Music in the Baroque World: History, Culture, Performance offers an interdisciplinary study of the music of Europe and the Americas in the seventeenth and first half of the eighteenth centuries. It answers calls for an approach that balances culture, history, and musical analysis, with an emphasis on performance considerations such as notation, instruments, and performance techniques. It situates musical events in their intellectual, social, religious, and political contexts and enables in-depth discussion and critical analysis.
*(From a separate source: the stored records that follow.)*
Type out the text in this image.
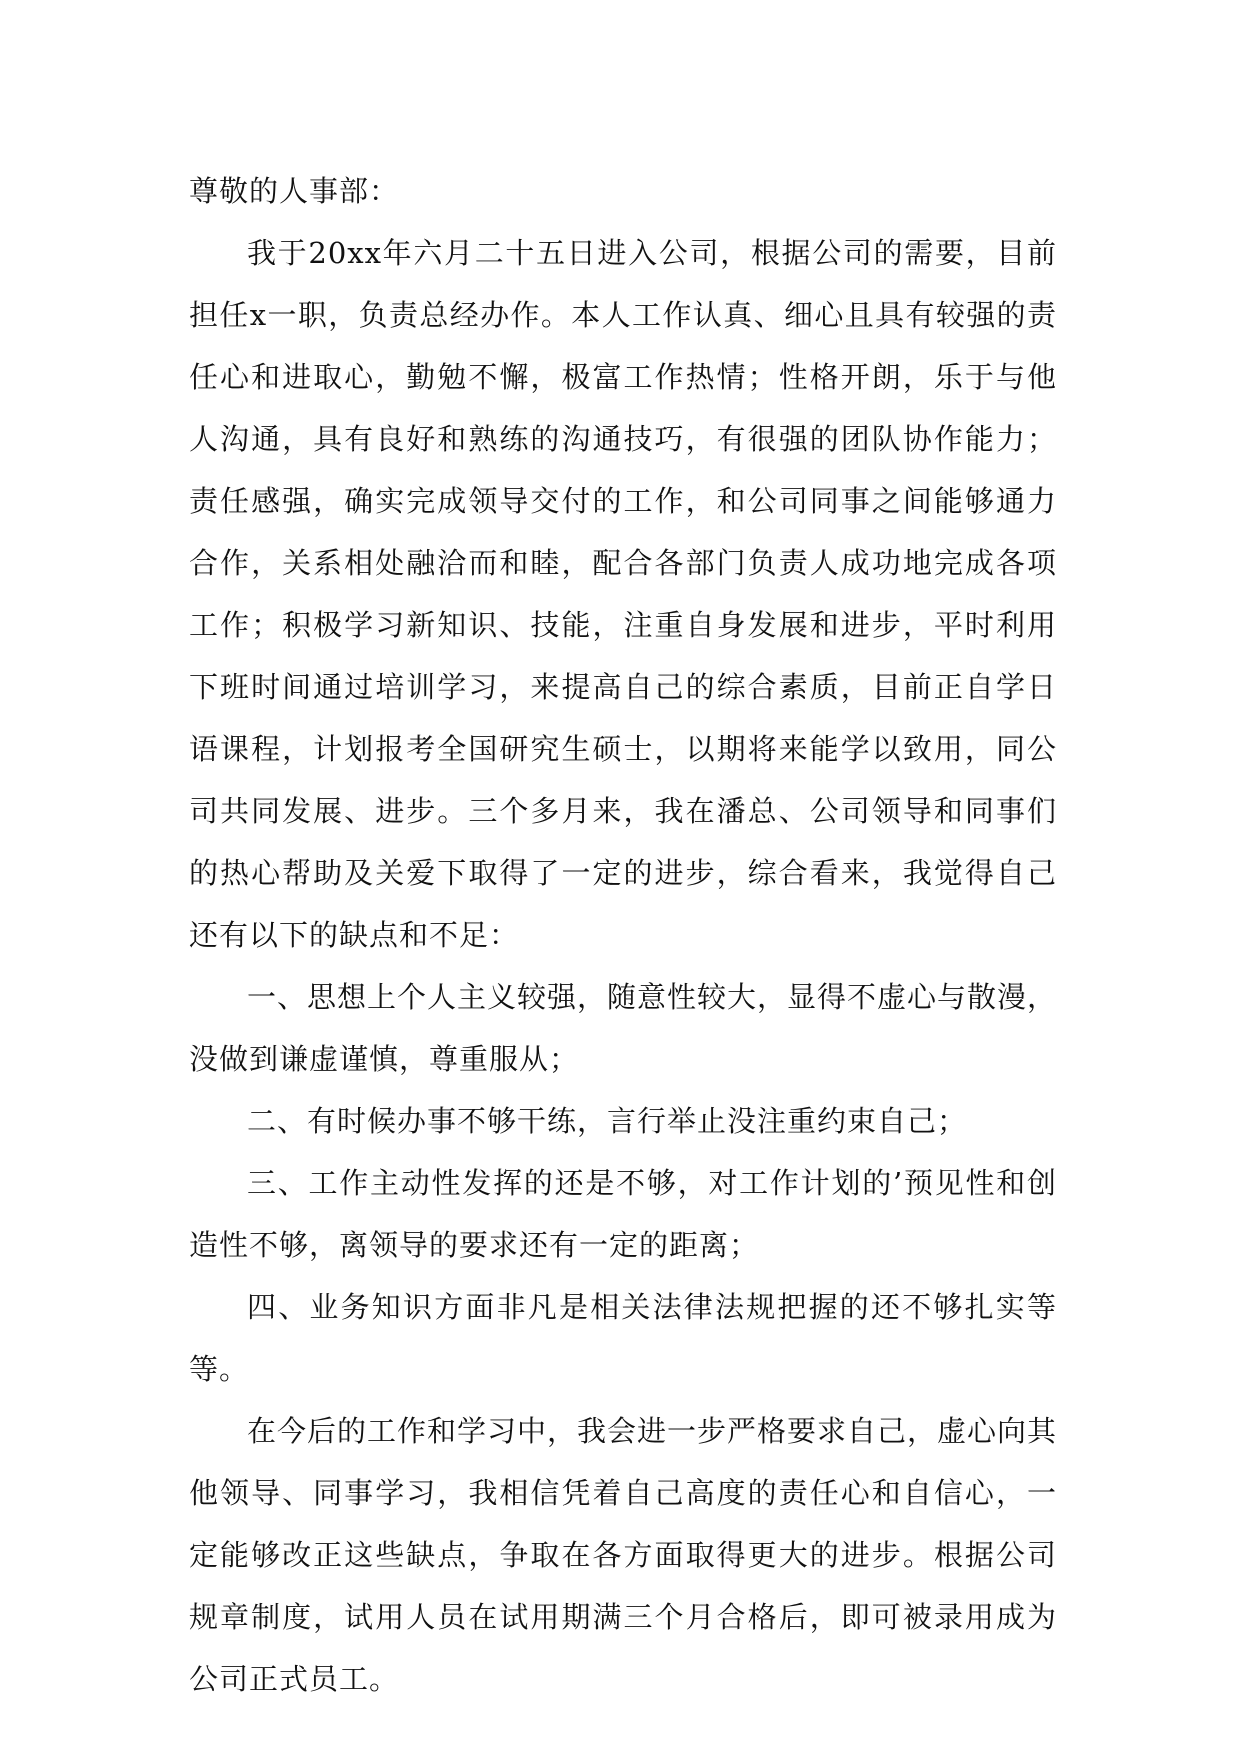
尊敬的人事部：

我于20xx年六月二十五日进入公司，根据公司的需要，目前担任x一职，负责总经办作。本人工作认真、细心且具有较强的责任心和进取心，勤勉不懈，极富工作热情；性格开朗，乐于与他人沟通，具有良好和熟练的沟通技巧，有很强的团队协作能力；责任感强，确实完成领导交付的工作，和公司同事之间能够通力合作，关系相处融洽而和睦，配合各部门负责人成功地完成各项工作；积极学习新知识、技能，注重自身发展和进步，平时利用下班时间通过培训学习，来提高自己的综合素质，目前正自学日语课程，计划报考全国研究生硕士，以期将来能学以致用，同公司共同发展、进步。三个多月来，我在潘总、公司领导和同事们的热心帮助及关爱下取得了一定的进步，综合看来，我觉得自己还有以下的缺点和不足：

一、思想上个人主义较强，随意性较大，显得不虚心与散漫，没做到谦虚谨慎，尊重服从；

二、有时候办事不够干练，言行举止没注重约束自己；

三、工作主动性发挥的还是不够，对工作计划的’预见性和创造性不够，离领导的要求还有一定的距离；

四、业务知识方面非凡是相关法律法规把握的还不够扎实等等。

在今后的工作和学习中，我会进一步严格要求自己，虚心向其他领导、同事学习，我相信凭着自己高度的责任心和自信心，一定能够改正这些缺点，争取在各方面取得更大的进步。根据公司规章制度，试用人员在试用期满三个月合格后，即可被录用成为公司正式员工。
The companion web site provide links to scores and audio/visual performances, making this a complete course for the study of Baroque music.
Features
An interdisciplinary approach that balances detailed analysis of specific pieces of music and broader historical overview and relevance
A selection of historical documents at the end of each chapter that position musical works and events in their cultural context
Extensive musical examples that show the melodic, textural, harmonic, or structural features of baroque music and enhance the utility of the textbook for undergraduate and graduate music majors
A global perspective with a chapter on Music in the Americas
A companion score anthology and website with links to audio/video content of key performances and research and writing guides
Music in the Baroque World: History, Culture, Performance tells stories of local traditions, cultural exchange, performance trends, and artistic mixing. It illuminates representative works through the lens of politics, visual arts, theology, print culture, gender, domesticity, commerce, and cultural influence and exchange.